The under-representation of women is concerning because heart disease affects women in different ways than men, said lead author Rita Redberg of the University of California, San Francisco.
"Women in general have more procedural complications, so they tend to have more adverse events. Women tend to bleed more than men do, so we see more bleeding complications," she told AFP.
The US Food and Drug Administration in 1994 decided that anyone seeking approval for a new device, such as a heart valve or defibrillator, must explain in their submission whether the study subjects reflect the real-life proportion of men and women who have the condition being treated.
They must also discuss differences in how safe and effective the device was for women compared to men.
Despite this policy, Redberg found that 28 percent of studies did not report the gender of the participants at all, and among those that did, men made up an average of 67 percent of the trial.
The required statement on gender and the general population was also missing from 59 percent of studies.
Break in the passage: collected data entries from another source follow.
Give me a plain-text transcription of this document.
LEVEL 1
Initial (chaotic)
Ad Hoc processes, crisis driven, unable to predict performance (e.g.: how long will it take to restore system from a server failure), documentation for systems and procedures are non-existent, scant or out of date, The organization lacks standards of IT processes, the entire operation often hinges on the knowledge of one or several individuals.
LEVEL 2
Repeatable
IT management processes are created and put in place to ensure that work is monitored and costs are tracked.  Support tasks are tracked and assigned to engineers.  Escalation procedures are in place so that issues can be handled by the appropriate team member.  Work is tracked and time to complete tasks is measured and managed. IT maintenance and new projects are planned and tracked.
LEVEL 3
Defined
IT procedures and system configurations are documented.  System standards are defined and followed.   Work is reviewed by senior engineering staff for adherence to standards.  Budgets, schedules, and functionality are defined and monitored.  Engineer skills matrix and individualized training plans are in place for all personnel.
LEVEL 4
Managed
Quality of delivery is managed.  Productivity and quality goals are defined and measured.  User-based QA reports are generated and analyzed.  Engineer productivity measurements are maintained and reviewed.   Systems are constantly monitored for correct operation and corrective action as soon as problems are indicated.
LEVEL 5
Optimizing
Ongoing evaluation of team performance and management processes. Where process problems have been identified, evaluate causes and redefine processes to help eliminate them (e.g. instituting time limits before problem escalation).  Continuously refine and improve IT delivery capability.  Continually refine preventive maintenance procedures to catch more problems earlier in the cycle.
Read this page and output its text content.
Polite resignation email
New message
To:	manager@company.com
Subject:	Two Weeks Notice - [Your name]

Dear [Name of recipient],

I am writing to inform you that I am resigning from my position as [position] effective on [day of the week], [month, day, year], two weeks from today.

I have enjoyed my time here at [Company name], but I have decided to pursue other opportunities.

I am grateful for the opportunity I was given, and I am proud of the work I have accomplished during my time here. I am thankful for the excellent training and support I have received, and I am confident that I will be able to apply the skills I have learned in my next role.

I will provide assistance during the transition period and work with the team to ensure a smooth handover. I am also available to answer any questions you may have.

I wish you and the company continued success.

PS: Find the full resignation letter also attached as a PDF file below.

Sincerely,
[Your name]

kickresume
Among the 41 percent that included it, only 26 percent reported how the device affected men differently than women.
Redberg's research examined 123 pre-market approval studies for 78 high-risk cardiovascular devices which were approved by the FDA between 2000 and 2007.
"We found no encouraging trends," Redberg said. "Failure to include women in clinical trials has been a big problem for a long time and it isn't improving, so further action is needed."
The study, co-authored by Sanket Dhruva and Lisa Bero, is published in the journal Circulation: Cardiovascular Quality and Outcomes.
It notes that Redberg is a member of the FDA Circulatory System Devices Panel, "but her comments are independent and don't necessarily reflect the views of the panel or the FDA."
The FDA said it "is aware of the under-representation of women in clinical trials, an issue which is not isolated to FDA trials," said a statement sent to AFP by spokeswoman Karen Riley.
The reasons are "complex," and may include "less willingness on the part of both females and their physicians to participate in investigational studies and invasive procedures," the FDA said.
"Certain types of heart disease are less common in women than in men, or do not appear in women until older ages, thereby limiting the number of women available for study," it added.
A new, formal guidance on how to achieve "appropriate gender representation and conducting scientifically valid analysis for sex differences" is due later this year, the FDA statement said.
Heart disease is the top killer of women in the United States, and kills more women annually than it does men.
The American Heart Association says 42 million American women and 39 million men have heart disease, and 373,000 women and 341,000 men died of it in 2006.
The AHA has also noted that women make up only 38 percent of subjects in NIH-funded cardiovascular studies.
Three in four such clinical trials do not report results according to sex, "making it difficult for researchers and clinicians to draw conclusions about their effects on women."
Redberg said the best thing for women to do is "ask directly about the data if a device is recommended to them... Ask how many women it was tested in and how the results looked in those women.
"Unfortunately, all too often we approve devices based on results in men and assume they will be the same in women. That is not a reasonable assumption, even if a device is being marketed specifically to women," she said.